Let's dive in. We have, for $\xi \in \mathbb{R}$: $$\begin{split} \left|\hat{f}(\xi)\right|^2 &= \hat{f}(\xi) \overline{\hat{f}(\xi)}\\ &= \mathcal{F}[f](\xi) \cdot \mathcal{F}\left[\overline{f(-\,\,\cdot)}\right](\xi)\\ &= \mathcal{F}\left[f * \overline{f(-\,\,\cdot)}\right](\xi)\\ &= \int_\mathbb{R} e^{-it\xi} \left(\int_\mathbb{R} f(x) \overline{f(-(t - x))}\right)\mathrm{d}t\\ &= \int_\mathbb{R} e^{iy\xi} \left(\int_\mathbb{R} f(x) \overline{f(y + x)}\right)\mathrm{d}y \quad \text{with the change } y := -t, \mathrm{d}y = -\mathrm{d}t\\ &= 2\pi \mathcal{F}^{-1}\left[\int_\mathbb{R} f(x) \overline{f({{} \cdot}+ x)} \mathrm{d}x\right]\end{split}$$ thanks to the FIT and the fact that $f$ is $L^1 \cap L^2$, providing that $\int_\mathbb{R} f(x) \overline{f(-({{} \cdot}- x))} \mathrm{d}x$ and thus $\int_\mathbb{R} f(x) \overline{f({{} \cdot}+ x)} \mathrm{d}x$ are $L^1 \cap L^2$.

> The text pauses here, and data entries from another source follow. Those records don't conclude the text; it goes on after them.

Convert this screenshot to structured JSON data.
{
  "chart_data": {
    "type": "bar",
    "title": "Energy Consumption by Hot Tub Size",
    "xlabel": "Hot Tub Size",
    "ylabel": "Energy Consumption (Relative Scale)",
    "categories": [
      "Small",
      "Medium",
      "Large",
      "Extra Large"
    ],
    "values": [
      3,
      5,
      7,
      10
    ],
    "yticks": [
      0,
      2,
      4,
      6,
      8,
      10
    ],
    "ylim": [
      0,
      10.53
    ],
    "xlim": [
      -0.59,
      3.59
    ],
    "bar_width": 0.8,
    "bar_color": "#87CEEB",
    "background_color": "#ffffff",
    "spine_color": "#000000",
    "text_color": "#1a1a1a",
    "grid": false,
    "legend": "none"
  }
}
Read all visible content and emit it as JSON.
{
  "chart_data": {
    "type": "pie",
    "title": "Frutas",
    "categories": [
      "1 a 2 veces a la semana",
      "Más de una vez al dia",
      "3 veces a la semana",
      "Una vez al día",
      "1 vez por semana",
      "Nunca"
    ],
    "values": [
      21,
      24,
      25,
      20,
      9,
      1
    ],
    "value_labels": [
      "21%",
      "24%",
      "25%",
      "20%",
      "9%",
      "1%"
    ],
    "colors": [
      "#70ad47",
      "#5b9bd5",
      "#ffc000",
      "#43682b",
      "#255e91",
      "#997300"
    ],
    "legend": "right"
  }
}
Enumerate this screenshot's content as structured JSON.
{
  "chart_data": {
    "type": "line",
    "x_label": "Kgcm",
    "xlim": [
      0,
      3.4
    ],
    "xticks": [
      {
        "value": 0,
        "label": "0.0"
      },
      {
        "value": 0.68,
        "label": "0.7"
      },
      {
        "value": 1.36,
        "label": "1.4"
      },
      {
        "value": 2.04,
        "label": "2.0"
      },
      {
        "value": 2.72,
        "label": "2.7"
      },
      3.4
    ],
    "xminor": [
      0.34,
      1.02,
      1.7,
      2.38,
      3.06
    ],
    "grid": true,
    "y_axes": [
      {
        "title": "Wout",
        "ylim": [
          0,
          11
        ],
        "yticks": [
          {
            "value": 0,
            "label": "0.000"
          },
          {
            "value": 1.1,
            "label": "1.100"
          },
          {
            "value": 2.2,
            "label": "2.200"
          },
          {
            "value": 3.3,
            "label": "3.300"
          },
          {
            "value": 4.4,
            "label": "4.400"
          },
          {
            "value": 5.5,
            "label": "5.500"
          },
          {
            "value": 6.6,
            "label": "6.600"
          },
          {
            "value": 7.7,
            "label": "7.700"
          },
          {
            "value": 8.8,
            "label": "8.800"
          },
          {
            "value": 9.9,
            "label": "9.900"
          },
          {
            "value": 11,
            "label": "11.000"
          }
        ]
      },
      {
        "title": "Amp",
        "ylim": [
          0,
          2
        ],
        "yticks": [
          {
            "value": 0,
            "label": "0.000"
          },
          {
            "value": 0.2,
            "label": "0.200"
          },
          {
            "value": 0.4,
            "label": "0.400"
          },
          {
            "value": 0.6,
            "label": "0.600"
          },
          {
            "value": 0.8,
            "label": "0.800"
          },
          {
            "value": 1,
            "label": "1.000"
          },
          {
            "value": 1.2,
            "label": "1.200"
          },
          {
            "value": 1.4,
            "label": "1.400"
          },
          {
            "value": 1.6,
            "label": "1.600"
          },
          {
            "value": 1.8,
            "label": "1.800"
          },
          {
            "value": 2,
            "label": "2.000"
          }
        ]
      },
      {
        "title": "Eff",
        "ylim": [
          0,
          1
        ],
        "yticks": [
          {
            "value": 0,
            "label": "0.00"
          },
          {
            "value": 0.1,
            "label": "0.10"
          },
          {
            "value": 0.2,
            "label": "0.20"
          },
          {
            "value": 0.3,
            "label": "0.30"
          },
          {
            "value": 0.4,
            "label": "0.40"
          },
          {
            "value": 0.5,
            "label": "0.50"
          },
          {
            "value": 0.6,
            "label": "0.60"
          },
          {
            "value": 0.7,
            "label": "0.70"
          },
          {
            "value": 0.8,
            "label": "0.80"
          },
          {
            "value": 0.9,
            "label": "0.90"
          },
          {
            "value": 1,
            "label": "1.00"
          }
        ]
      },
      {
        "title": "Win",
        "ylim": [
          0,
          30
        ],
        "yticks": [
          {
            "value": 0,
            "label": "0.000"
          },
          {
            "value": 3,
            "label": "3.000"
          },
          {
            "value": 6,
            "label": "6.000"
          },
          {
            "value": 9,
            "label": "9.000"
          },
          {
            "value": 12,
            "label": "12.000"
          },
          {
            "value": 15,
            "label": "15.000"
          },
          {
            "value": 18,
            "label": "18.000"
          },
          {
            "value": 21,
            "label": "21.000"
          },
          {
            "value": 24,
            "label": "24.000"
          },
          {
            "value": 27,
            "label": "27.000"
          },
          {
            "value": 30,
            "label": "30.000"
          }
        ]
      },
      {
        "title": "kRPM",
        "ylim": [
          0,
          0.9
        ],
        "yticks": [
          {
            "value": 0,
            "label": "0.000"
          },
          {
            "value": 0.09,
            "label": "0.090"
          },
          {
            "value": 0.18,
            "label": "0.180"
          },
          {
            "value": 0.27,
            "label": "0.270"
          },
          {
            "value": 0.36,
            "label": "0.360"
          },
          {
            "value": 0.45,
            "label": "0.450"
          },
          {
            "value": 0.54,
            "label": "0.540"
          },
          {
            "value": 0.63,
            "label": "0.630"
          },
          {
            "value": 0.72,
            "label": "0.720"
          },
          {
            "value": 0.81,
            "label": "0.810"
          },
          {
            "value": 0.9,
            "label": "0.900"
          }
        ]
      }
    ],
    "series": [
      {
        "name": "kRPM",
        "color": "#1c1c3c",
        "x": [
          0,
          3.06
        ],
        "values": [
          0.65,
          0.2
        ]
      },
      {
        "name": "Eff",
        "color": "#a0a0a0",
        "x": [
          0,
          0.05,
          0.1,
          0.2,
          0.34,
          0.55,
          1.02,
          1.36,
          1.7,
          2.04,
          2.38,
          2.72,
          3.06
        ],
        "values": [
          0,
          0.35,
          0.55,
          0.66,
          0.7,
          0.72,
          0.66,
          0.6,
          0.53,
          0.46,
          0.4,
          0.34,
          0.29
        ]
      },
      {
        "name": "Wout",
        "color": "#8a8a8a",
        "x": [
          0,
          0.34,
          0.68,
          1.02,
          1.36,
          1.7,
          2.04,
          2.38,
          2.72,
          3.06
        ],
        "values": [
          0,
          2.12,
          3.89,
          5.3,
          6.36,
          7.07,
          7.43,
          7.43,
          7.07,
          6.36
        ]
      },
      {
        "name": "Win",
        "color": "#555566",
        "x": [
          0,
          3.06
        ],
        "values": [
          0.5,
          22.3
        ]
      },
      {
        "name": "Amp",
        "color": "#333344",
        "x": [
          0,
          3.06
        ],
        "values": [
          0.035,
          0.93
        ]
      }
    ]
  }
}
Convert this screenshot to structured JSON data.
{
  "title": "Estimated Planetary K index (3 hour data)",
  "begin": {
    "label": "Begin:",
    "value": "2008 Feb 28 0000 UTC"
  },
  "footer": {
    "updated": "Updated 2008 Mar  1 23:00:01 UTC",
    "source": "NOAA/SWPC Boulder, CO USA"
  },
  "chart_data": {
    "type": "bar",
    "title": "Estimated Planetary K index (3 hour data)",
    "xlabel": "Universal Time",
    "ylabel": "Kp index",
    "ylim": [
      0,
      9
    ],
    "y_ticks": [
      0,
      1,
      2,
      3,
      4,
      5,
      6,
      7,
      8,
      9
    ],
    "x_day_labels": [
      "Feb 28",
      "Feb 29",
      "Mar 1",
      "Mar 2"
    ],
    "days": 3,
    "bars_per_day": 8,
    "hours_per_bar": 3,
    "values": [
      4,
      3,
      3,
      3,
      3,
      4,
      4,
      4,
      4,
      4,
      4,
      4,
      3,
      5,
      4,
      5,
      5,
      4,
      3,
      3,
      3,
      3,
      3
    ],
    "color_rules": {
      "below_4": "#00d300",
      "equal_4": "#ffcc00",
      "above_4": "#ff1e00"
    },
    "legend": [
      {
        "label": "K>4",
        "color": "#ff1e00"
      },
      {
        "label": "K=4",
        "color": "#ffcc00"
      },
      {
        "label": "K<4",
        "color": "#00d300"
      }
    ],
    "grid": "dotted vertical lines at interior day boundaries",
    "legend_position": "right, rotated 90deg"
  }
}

Hence, we obtain: $$\begin{split} {}\\ \int_\mathbb{R} \hat{h}(\xi)\left|\hat{f}(\xi)\right|^2 \mathrm{d}\xi &= 2\pi \int_\mathbb{R} \mathcal{F}[h](\xi)\mathcal{F}^{-1}\left[\int_\mathbb{R} f(x) \overline{f({{} \cdot}+ x)} \mathrm{d}x\right](\xi) \mathrm{d}\xi\\ &= 2\pi \int_\mathbb{R} h(\xi)\left(\int_\mathbb{R} f(x) \overline{f(\xi + x)} \mathrm{d}x\right) \mathrm{d}\xi\\ &= 2\pi \int_\mathbb{R} \int_\mathbb{R} f(x) \overline{f(y+x)} h(y) \mathrm{d}y \mathrm{d}x\quad\text{using Fubini (left to be justified)}\end{split}$$ where I only renamed the $\xi$ into $y$ in the integral to have the desired formula.